When you're suffering from a stroke, every second is crucial for recovery. Dr. Estes has become an expert in quickly administering the aid needed to help patients heal.
Two-million brain cells die every minute when a person is suffering from a stroke. While our bodies have hundreds of billions of brain cells, they do not recover so once they're gone, they're gone. That's why IU Health created a time goal for health workers to meet when it comes to administering the medication that helps regulate blood flow.
Healthcare workers who can administer the stroke medication within 45 minutes are given the Bronze Brain Award and workers that can give it within 30 minutes receive the Golden Brain Award. Both awards come in the form of a tiny brain-shaped pin that can be worn on their work badge.
Dr. Estes has met that 30-minute goal every time he's helped a stroke patient within the last year.
"Last year we gave TPA in under 30 minutes and I gave 11 of the 12," said Estes.
The process of administering the TPA medication takes several steps that must take place before the patient can receive the drug.

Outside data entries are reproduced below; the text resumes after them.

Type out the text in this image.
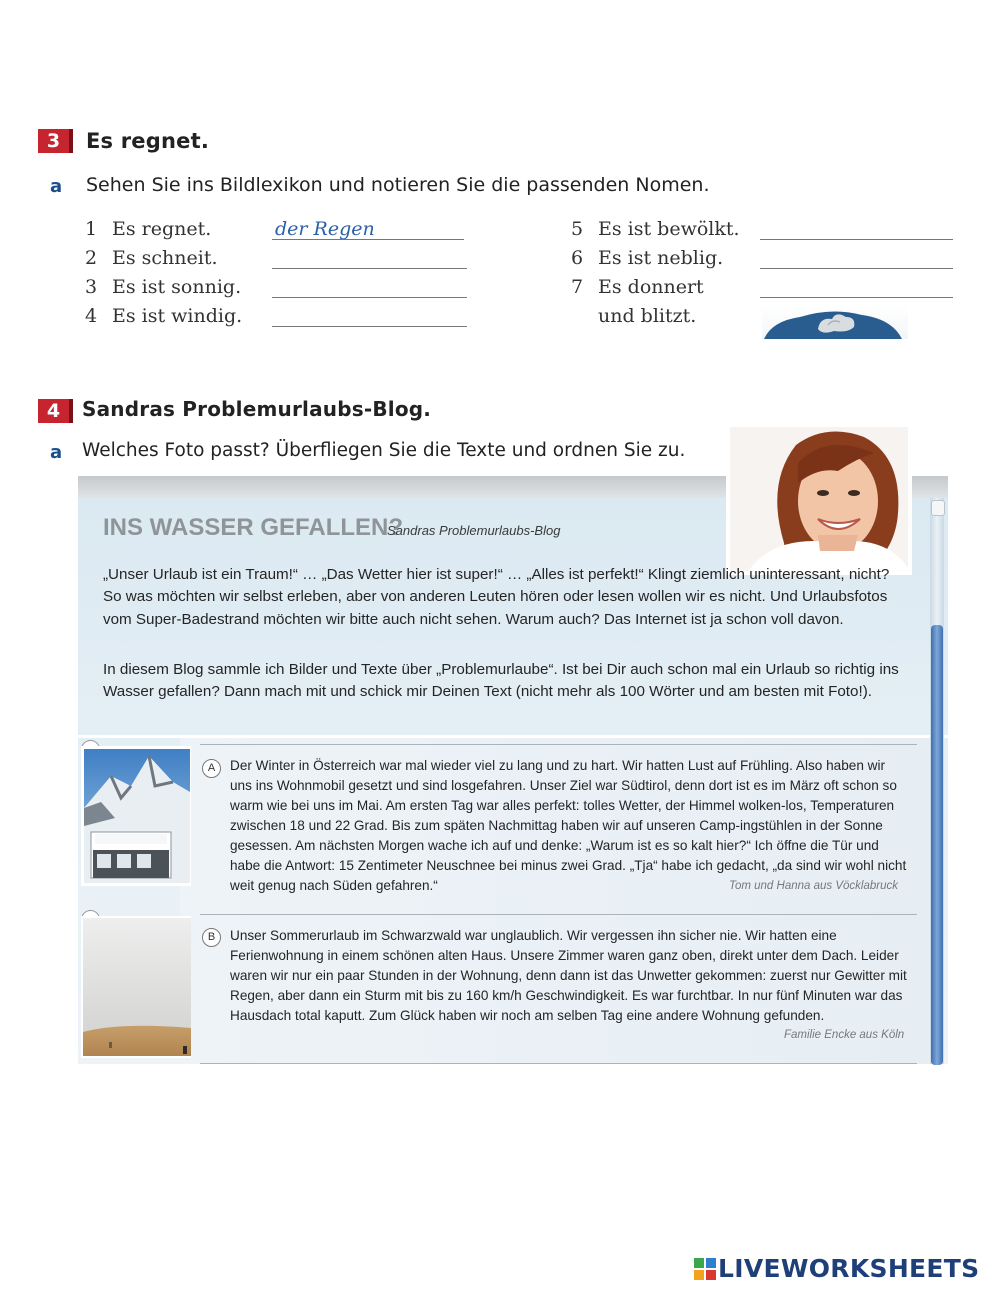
3	Es regnet.
a Sehen Sie ins Bildlexikon und notieren Sie die passenden Nomen.
1 Es regnet.	der Regen
2 Es schneit.
3 Es ist sonnig.
4 Es ist windig.
5 Es ist bewölkt.
6 Es ist neblig.
7 Es donnert
und blitzt.
4	Sandras Problemurlaubs-Blog.
a Welches Foto passt? Überfliegen Sie die Texte und ordnen Sie zu.
INS WASSER GEFALLEN?
Sandras Problemurlaubs-Blog

„Unser Urlaub ist ein Traum!“ … „Das Wetter hier ist super!“ … „Alles ist perfekt!“ Klingt ziemlich uninteressant, nicht? So was möchten wir selbst erleben, aber von anderen Leuten hören oder lesen wollen wir es nicht. Und Urlaubsfotos vom Super-Badestrand möchten wir bitte auch nicht sehen. Warum auch? Das Internet ist ja schon voll davon.

In diesem Blog sammle ich Bilder und Texte über „Problemurlaube“. Ist bei Dir auch schon mal ein Urlaub so richtig ins Wasser gefallen? Dann mach mit und schick mir Deinen Text (nicht mehr als 100 Wörter und am besten mit Foto!).

A	Der Winter in Österreich war mal wieder viel zu lang und zu hart. Wir hatten Lust auf Frühling. Also haben wir uns ins Wohnmobil gesetzt und sind losgefahren. Unser Ziel war Südtirol, denn dort ist es im März oft schon so warm wie bei uns im Mai. Am ersten Tag war alles perfekt: tolles Wetter, der Himmel wolken-los, Temperaturen zwischen 18 und 22 Grad. Bis zum späten Nachmittag haben wir auf unseren Camp-ingstühlen in der Sonne gesessen. Am nächsten Morgen wache ich auf und denke: „Warum ist es so kalt hier?“ Ich öffne die Tür und habe die Antwort: 15 Zentimeter Neuschnee bei minus zwei Grad. „Tja“ habe ich gedacht, „da sind wir wohl nicht weit genug nach Süden gefahren.“	Tom und Hanna aus Vöcklabruck
B	Unser Sommerurlaub im Schwarzwald war unglaublich. Wir vergessen ihn sicher nie. Wir hatten eine Ferienwohnung in einem schönen alten Haus. Unsere Zimmer waren ganz oben, direkt unter dem Dach. Leider waren wir nur ein paar Stunden in der Wohnung, denn dann ist das Unwetter gekommen: zuerst nur Gewitter mit Regen, aber dann ein Sturm mit bis zu 160 km/h Geschwindigkeit. Es war furchtbar. In nur fünf Minuten war das Hausdach total kaputt. Zum Glück haben wir noch am selben Tag eine andere Wohnung gefunden.

Familie Encke aus Köln
LIVEWORKSHEETS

"To do it in under 30 minutes is a real challenge," said Estes. "You need to have an IV placed, you have to have a physical exam, you have to have a CT scan, the CT scans have to be read, you have to mix the drug you have to do a lot of things to get this drug in."
Because of his track record of successfully administering the medication to 100% of the stroke patients he cared for last year, IU Health leaders have decided to coin Dr. Estes the Golden Brain Award Champion of 2020. He credits his entire team for working well together, but he does appreciate the recognition.

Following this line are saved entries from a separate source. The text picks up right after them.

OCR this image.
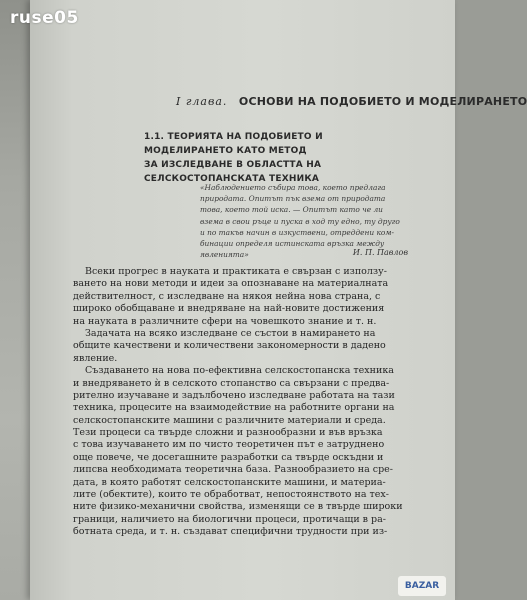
I глава. ОСНОВИ НА ПОДОБИЕТО И МОДЕЛИРАНЕТО
1.1. ТЕОРИЯТА НА ПОДОБИЕТО И МОДЕЛИРАНЕТО КАТО МЕТОД
ЗА ИЗСЛЕДВАНЕ В ОБЛАСТТА НА СЕЛСКОСТОПАНСКАТА ТЕХНИКА
«Наблюдението събира това, което предлага
природата. Опитът пък взема от природата
това, което той иска. — Опитът като че ли
взема в свои ръце и пуска в ход ту едно, ту друго
и по такъв начин в изкуствени, отреддени ком-
бинации определя истинската връзка между
явленията»	И. П. Павлов
Всеки прогрес в науката и практиката е свързан с използу-
ването на нови методи и идеи за опознаване на материалната
действителност, с изследване на някоя нейна нова страна, с
широко обобщаване и внедряване на най-новите достижения
на науката в различните сфери на човешкото знание и т. н.
Задачата на всяко изследване се състои в намирането на
общите качествени и количествени закономерности в дадено
явление.
Създаването на нова по-ефективна селскостопанска техника
и внедряването ѝ в селското стопанство са свързани с предва-
рително изучаване и задълбочено изследване работата на тази
техника, процесите на взаимодействие на работните органи на
селскостопанските машини с различните материали и среда.
Тези процеси са твърде сложни и разнообразни и във връзка
с това изучаването им по чисто теоретичен път е затруднено
още повече, че досегашните разработки са твърде оскъдни и
липсва необходимата теоретична база. Разнообразието на сре-
дата, в която работят селскостопанските машини, и материа-
лите (обектите), които те обработват, непостоянството на тех-
ните физико-механични свойства, изменящи се в твърде широки
граници, наличието на биологични процеси, протичащи в ра-
ботната среда, и т. н. създават специфични трудности при из-
ruse05
BAZAR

"Some of its just luck that I happen to be working when those patients happen to come in," said Estes. "It wasn't anything special that I did in particular, it just was a good team and we have a process to do it."
"I don't think it's really luck," said Margie Christopher, IU Health Stroke Program Coordinator. "I think it's a commitment to excellent care and the care of stroke patients and the coaching of the whole staff."

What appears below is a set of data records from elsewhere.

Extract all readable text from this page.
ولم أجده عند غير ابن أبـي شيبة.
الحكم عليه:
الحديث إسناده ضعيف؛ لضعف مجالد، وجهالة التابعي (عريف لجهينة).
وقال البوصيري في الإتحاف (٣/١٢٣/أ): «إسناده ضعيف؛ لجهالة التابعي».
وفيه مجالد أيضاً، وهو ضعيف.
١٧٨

She oversees stroke treatment across IU Health hospitals in and around Tippecanoe County. She's impressed with Dr. Estes' initiative. She said this time goal is not only benefiting patients but also health care workers.
"It's fun for the staff, you know there's a lot of stressful things going on in hospitals right now so a little bit of fun is really helpful for them," said Christopher.
When it comes to recovery, patients being proactive can be the difference between recovering from a stroke or not. This TPA medication only works within four hours of having a stroke. If it's given after that four-hour time frame it can cause excessive bleeding in the brain.
Christopher is encouraging people to follow the B.E.F.A.S.T acronym. If you're experiencing any one of these symptoms, it could be a sign you're suffering from a stroke.
B - Balance, watch for sudden loss of balance
E - Eyes, check for vision loss
F - Face, look for an uneven smile
A - Arm, check if one arm is weak
S - Speech, listen for slurred speech
T - Time, call 911 right away
Christopher said it's important people get themselves to the hospital if these symptoms occur. She said she's known several patients who tried to take a nap to relieve the symptoms, however, not being under hospital care, can make the recovery much harder.
She said the age for people who suffer from strokes has lowered since the pandemic. Young people who contract Covid-19 have been hospitalized as the virus can cause blood clots, which can trigger a stroke.